Chief Executive John Lee said on Tuesday that elections will still be held in the selection of future district councillors, though steps will be taken to ensure that only patriots who don't jeopardise national security can be elected.
Speaking ahead of the weekly Executive Council meeting, Lee said a review on district administration is almost complete. The review, announced in his maiden policy address last year, was aimed at making sure that the district council system is in line with the principle of patriots governing Hong Kong.
Lee said while district councils are worth keeping, there’s a need to do more to safeguard national security, maintain an executive-led administration and prevent what he said were "outrageous behaviours" from happening again.
"They [some former district councillors] are the root of the problem, and they had been behaving in such a way that caused damage to society, upsetting everybody's expectation of what a district councillor should do, and by the very fact that two-thirds of them either resigned or were disqualified, that shows that they're absolutely every part of the problem," he said.

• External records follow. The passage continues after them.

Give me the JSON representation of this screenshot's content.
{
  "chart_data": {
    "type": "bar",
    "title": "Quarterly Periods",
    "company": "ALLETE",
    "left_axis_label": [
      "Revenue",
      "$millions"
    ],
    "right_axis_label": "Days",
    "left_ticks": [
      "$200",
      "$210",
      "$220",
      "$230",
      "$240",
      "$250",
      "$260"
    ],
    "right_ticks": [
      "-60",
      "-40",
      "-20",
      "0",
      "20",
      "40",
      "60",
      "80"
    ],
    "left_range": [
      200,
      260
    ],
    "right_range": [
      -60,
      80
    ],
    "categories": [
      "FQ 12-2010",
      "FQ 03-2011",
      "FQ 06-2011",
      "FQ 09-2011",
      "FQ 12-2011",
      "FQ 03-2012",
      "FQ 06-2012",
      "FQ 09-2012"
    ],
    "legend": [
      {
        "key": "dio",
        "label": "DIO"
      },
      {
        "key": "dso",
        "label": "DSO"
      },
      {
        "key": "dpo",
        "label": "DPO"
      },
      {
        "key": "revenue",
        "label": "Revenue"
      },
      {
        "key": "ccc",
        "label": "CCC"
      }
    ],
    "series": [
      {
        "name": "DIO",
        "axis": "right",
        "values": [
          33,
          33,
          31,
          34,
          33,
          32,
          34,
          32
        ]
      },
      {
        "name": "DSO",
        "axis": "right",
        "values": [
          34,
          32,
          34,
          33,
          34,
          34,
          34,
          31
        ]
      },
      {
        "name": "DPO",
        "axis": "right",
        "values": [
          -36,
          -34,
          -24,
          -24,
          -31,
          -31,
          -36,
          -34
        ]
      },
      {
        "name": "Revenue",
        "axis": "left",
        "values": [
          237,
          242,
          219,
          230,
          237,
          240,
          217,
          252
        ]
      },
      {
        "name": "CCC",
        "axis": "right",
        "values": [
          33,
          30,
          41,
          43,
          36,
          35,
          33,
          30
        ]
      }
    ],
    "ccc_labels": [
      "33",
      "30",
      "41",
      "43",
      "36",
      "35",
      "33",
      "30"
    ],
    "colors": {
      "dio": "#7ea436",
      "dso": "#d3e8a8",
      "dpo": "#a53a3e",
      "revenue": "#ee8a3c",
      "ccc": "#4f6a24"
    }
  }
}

"We are not going to allow this to repeat. I will not allow district councils to be the platform to promote Hong Kong independence or anything which is against the Basic Law. I think society will not allow district councils to misbehave like that, disappointing them in many regards."
While details will be announced soon, Lee said there will be multiple ways for people to become district councillors in future.
"Amongst these possible entry rules, there will be elements of election,” the CE said. "We're working on the actual details, we will formalise it very quickly."
Currently, district councils are formed mainly via citywide elections, with the remaining seats occupied by rural committee chairs.
Lee also said the total number of district council seats in the next term will be similar to that of the current term.